Speakless很早就想出国，现在他已经考完了所有需要的考试，准备了所有要准备的材料，于是，便需要去申请学校了。要申请国外的任何大学，你都要交纳一定的申请费用，这可是很惊人的。Speakless没有多少钱，总共只攒了n万美元。他将在m个学校中选择若干的（当然要在他的经济承受范围内）。每个学校都有不同的申请费用a（万美元），并且Speakless估计了他得到这个学校offer的可能性b。不同学校之间是否得到offer不会互相影响。“I NEED A OFFER”，他大叫一声。帮帮这个可怜的人吧，帮助他计算一下，他可以收到至少一份offer的最大概率。（如果Speakless选择了多个学校，得到任意一个学校的offer都可以）。

 

Input

输入有若干组数据，每组数据的第一行有两个正整数n,m(0<=n<=10000,0<=m<=1000)
后面的m行，每行都有两个数据ai(整型),bi(实型)分别表示第i个学校的申请费用和可能拿到offer的概率。
输入的最后有两个0。

 

Output

每组数据都对应一个输出，表示Speakless可能得到至少一份offer的最大概率。用百分数表示，精确到小数点后一位。

 

Sample Input

10 3 4 0.1 4 0.2 5 0.3 0 0

 

Sample Output

44.0%

Hint

You should use printf("%%") to print a '%'.

 

 

 

 

    该问题化简后及是0-1背包。

    化简：此题从反面求如何申请使成功概率最大。即考虑使失败的概率最小。也就是将申请的总费用限定在n时，怎样申请，使失败的概率最小。

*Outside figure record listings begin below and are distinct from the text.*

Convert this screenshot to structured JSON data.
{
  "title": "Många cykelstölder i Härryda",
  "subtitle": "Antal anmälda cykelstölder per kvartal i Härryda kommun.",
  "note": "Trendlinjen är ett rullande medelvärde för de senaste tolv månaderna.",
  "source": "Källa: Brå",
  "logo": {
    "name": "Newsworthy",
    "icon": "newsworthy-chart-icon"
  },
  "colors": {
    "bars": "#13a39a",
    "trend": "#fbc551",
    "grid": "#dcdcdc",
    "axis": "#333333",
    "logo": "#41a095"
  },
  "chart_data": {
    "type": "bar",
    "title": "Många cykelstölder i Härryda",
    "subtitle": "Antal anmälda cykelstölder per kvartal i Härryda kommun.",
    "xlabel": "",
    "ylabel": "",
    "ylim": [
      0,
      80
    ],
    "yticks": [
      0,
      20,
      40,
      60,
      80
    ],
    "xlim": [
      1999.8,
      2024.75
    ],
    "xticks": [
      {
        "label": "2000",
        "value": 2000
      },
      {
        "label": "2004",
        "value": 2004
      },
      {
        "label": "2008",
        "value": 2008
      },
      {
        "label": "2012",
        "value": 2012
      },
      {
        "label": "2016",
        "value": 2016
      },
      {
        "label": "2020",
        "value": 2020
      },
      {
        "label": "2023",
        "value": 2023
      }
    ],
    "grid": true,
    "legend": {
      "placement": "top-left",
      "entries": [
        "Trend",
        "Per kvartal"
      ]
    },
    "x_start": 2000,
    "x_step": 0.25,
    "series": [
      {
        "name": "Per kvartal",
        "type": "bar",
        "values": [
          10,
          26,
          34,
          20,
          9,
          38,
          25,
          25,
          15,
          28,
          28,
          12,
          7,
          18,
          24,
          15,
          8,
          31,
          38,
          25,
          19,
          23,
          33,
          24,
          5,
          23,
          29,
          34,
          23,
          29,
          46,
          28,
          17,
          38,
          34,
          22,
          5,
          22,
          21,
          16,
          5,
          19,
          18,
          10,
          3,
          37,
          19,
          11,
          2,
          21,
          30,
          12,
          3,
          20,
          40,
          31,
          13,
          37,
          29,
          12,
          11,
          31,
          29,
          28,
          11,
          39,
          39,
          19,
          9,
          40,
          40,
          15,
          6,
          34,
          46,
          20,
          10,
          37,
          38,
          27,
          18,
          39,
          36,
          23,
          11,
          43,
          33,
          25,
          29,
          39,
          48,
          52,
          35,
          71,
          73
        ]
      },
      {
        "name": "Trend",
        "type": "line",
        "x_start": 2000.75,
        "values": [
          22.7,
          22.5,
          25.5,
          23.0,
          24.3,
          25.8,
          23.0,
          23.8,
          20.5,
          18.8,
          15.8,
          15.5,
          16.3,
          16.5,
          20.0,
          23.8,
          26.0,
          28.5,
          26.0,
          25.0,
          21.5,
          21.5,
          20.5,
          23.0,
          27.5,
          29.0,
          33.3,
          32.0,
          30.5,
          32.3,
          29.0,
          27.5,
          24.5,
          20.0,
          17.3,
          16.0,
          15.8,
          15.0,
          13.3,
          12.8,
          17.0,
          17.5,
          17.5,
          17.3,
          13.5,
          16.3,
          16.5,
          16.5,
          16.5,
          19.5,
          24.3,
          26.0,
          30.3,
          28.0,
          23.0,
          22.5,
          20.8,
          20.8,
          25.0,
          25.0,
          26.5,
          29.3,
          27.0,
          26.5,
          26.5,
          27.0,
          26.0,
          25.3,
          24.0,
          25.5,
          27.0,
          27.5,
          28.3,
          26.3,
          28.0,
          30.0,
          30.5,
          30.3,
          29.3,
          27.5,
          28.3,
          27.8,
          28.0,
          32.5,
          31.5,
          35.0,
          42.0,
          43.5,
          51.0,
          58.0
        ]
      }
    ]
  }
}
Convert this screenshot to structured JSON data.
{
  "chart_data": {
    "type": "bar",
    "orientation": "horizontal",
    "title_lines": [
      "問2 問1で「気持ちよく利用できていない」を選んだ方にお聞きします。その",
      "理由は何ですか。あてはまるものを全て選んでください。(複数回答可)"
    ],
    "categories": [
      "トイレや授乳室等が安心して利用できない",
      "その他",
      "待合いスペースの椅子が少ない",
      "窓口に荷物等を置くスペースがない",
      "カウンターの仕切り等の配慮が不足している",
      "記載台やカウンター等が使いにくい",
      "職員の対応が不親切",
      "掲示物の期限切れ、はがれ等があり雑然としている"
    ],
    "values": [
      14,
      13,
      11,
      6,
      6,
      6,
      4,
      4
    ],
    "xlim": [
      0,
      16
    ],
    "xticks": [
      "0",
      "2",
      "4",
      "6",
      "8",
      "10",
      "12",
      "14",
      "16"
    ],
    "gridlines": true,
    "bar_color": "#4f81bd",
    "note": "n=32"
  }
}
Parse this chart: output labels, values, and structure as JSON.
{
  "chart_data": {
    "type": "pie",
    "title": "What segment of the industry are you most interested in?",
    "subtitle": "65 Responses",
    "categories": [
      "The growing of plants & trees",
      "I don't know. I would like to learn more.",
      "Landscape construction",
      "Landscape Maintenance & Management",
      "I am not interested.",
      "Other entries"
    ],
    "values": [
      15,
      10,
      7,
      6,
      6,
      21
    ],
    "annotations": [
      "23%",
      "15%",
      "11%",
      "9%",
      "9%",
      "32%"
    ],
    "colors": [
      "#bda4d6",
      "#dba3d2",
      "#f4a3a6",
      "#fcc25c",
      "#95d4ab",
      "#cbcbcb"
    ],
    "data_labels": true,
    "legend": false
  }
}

            n为背包的容量，每个学校会失败的概率为价值，要的申请费用为物品体积，怎样放使得价值最小。

 

    做完这道题才意识到背包有两种方法：

               第一种：开两维数组，a[i][j]表示第i个物品背包为j重时，背包的最大值。则a[i][j]=max{a[i-1][j-w[i]]+p[i] , a[i][j], a[i-1][j]};

               第二种：开一维数组，a[i]表示背包为i重时的最大价值。则a[i]=max{a[i-w[j]]+p[j] , a[i]}.

                          这里需要注意的是，第二种因为没有变量标记装到了第几个物品，所以对重量做更新时，需要从最大值开始做起。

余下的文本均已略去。